Glorious gardens, frogs that hop about in the dining room and ‘terrific value’ mains at dinner (all £16 or less): The hotel inspector is a fan of Shropshire’s ‘strangely comforting’ Goldstone Hall
- The Inspector checked into Goldstone Hall, which has five acres and 12 rooms
- He said the gardens are ‘worth the price of admission on their own’
- Bedrooms are decorated with Mustique paintings sourced from the Caribbean
The gardens at Goldstone Hall are worth the price of admission on their own. Well, almost. There are some five glorious acres, including one of the most vibrant kitchen gardens, bursting with every conceivable vegetable, lettuce and fruit.
There are double herbaceous borders, an oak-framed open building with huge fireplace and the tallest pine tree in Shropshire.
This is all a labour of love by John and Sue Cushing, whose two daughters also work in the hotel, making it a family business of the best possible kind.
The Inspector awarded Goldstone Hall in Market Drayton an impressive four out of five stars
John’s parents bought the house in 1978 but his father died shortly afterwards, prompting his mother — a passionate follower of the gardener Beth Chatto — to run it as a B&B.
There are now 12 rooms; ours could easily be passed off as a 1978 creation. Pale blue carpet; pelmets; noisy pipe work; proper keys; windows that open as wide as you like and several water colours of Mustique — which John bought from the estate of the late publisher Felix Dennis while sailing in the Caribbean.

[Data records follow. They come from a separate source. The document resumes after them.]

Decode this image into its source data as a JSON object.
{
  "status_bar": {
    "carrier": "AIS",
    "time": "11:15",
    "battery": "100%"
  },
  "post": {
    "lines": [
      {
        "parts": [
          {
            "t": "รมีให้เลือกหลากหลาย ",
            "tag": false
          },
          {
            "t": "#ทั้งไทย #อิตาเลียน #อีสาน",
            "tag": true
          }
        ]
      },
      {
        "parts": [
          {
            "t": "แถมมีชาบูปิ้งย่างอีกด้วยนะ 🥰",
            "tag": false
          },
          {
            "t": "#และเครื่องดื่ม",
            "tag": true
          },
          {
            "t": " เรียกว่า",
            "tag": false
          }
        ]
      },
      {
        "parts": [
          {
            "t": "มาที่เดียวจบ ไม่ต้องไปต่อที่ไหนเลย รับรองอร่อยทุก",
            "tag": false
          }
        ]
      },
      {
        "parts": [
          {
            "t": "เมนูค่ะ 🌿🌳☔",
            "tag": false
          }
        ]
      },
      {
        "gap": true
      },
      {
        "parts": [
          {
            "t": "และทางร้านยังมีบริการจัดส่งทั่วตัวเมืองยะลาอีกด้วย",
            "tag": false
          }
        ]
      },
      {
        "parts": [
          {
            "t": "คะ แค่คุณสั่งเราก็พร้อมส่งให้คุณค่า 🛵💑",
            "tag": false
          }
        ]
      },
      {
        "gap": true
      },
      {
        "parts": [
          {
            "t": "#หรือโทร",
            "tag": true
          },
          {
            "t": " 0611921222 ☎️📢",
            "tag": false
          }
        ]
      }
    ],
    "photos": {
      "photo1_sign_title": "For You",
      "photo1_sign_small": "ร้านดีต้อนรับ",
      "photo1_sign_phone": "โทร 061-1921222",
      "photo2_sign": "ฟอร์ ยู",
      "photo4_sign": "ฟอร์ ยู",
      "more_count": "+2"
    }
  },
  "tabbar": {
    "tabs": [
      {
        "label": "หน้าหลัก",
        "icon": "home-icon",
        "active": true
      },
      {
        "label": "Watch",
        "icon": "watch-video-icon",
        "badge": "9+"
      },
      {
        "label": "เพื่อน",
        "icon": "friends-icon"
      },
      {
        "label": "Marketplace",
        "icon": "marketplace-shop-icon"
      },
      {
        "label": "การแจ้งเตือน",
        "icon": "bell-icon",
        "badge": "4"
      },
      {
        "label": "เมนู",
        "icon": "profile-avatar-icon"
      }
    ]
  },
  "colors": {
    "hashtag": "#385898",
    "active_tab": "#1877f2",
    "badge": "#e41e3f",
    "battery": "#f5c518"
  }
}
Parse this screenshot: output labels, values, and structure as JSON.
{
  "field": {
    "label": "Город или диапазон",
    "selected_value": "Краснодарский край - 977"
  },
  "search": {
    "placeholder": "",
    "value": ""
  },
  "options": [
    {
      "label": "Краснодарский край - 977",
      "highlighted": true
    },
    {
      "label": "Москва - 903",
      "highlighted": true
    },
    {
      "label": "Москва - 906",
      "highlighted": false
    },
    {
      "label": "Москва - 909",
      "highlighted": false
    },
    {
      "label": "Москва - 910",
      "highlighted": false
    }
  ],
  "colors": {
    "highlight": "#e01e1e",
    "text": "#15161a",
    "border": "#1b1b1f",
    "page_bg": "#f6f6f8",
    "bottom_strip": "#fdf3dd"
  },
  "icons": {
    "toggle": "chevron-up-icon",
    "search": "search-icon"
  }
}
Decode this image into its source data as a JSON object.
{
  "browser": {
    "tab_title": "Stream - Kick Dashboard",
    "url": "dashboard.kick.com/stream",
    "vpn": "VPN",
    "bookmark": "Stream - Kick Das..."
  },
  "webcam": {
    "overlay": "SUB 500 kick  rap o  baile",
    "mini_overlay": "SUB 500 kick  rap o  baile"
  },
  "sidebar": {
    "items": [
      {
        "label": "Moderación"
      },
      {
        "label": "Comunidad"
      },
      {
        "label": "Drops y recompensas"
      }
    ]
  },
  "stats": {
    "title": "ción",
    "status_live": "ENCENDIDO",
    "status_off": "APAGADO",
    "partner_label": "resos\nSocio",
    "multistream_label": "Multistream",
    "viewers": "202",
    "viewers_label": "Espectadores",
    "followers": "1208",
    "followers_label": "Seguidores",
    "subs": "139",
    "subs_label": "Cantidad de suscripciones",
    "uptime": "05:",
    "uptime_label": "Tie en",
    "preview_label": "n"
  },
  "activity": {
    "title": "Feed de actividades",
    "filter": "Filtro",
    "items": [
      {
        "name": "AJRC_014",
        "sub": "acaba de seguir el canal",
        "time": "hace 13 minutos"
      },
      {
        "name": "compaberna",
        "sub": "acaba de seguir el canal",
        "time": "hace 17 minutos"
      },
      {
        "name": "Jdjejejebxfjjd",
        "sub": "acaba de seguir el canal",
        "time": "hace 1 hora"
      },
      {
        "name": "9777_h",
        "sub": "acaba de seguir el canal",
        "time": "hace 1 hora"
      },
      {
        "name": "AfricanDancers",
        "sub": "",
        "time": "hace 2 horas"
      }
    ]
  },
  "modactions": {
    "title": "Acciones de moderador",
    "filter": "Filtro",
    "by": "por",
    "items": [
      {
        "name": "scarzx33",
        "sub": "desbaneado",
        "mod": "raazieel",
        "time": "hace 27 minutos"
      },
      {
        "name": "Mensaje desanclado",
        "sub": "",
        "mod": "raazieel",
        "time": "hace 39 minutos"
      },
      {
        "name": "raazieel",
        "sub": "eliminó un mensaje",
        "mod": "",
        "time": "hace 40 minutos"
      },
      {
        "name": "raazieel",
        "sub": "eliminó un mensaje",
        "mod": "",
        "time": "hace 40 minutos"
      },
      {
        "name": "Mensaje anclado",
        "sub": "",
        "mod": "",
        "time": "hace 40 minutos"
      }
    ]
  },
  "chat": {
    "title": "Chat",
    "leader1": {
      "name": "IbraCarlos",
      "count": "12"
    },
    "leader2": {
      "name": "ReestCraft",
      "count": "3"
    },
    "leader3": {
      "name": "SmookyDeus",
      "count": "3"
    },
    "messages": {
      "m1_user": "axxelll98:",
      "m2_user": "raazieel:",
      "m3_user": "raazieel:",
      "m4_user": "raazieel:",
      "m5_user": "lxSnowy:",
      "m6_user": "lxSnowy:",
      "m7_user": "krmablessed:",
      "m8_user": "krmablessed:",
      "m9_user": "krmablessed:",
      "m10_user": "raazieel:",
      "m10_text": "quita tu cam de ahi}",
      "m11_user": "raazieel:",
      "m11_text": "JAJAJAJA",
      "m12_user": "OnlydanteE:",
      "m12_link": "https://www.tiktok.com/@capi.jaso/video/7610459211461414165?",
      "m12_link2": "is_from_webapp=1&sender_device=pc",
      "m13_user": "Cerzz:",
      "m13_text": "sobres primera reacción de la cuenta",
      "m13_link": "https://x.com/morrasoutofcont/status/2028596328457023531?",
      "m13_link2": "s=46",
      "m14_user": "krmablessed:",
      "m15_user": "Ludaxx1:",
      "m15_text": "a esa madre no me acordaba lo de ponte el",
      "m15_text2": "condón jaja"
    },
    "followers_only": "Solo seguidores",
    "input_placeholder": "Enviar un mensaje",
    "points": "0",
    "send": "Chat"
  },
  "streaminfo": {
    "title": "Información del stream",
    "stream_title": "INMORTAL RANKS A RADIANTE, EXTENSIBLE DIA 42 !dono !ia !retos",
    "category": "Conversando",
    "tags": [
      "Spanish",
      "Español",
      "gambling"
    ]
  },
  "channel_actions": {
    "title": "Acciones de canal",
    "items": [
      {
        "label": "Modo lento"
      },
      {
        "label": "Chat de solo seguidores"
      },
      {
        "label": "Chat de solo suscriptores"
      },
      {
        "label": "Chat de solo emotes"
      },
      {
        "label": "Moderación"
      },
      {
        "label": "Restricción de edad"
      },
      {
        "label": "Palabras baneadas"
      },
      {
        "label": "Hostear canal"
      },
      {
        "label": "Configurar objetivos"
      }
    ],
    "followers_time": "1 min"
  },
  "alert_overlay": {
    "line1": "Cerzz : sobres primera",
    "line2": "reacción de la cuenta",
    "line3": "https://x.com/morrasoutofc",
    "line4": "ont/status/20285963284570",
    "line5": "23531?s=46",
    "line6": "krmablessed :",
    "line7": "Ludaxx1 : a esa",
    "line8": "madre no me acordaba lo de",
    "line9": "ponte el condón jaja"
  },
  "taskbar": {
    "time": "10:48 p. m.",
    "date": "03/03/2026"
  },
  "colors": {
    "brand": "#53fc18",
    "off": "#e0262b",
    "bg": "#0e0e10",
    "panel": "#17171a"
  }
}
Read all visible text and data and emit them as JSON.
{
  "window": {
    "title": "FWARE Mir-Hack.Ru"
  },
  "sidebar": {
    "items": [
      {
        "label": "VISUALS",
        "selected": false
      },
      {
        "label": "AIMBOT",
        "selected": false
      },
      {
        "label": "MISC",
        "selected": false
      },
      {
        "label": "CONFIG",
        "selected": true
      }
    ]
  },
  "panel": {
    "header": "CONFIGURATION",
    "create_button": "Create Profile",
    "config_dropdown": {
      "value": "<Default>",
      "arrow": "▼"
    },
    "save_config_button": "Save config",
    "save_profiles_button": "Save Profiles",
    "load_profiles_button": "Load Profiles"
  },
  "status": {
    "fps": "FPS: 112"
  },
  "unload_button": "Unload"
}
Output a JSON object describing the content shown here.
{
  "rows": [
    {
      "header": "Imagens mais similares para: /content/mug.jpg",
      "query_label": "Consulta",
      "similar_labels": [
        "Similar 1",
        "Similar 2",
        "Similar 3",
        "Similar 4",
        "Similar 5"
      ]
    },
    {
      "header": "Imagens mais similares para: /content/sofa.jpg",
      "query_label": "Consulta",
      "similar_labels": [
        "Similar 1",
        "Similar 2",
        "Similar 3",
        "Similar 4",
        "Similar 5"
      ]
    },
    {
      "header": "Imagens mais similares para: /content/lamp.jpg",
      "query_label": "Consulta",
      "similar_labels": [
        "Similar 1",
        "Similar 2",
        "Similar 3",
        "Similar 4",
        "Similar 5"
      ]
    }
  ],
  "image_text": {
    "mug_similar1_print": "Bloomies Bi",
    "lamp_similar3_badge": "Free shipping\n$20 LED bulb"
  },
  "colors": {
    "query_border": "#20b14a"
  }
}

An espresso coffee machine would feel like it had landed on an alien planet at Goldstone Hall.
Old school, in other words. But friendly, generous and strangely comforting. Mind you, we don’t get off to the best of starts when, on arrival, I ask for a cream tea and nothing arrives for 45 minutes.
Glorious: The hotel has five acres of land, including a vibrant kitchen garden
Goldstone Hall, Market Drayton, Shropshire, TF9 2NA. Doubles from £150 b&b. For more information call 01630 661202 or visit goldstonehall.com.
I get stroppy with a member of staff but later apologise for my outburst.
‘No, you were right,’ he says.
Before dinner, we walk around the garden and come across a man in a floral shirt, carrying a glass of red wine.
‘Have you seen the frogs?’ he asks. ‘Sometimes a family come into the house and hop about in the dining room.’
This is John, our genial host, strolling among his hollyhocks, delphiniums and roses, just as he has done for most of his life.
The kitchen garden is the star at dinner. I have seldom waited with such enthusiasm for a plain green salad. Terrific value, too, with none of the main courses costing more than £16.
At check-out, John writes our invoice by hand and, as he does so, says: ‘Can I assume the Mustique paintings are still on the wall?’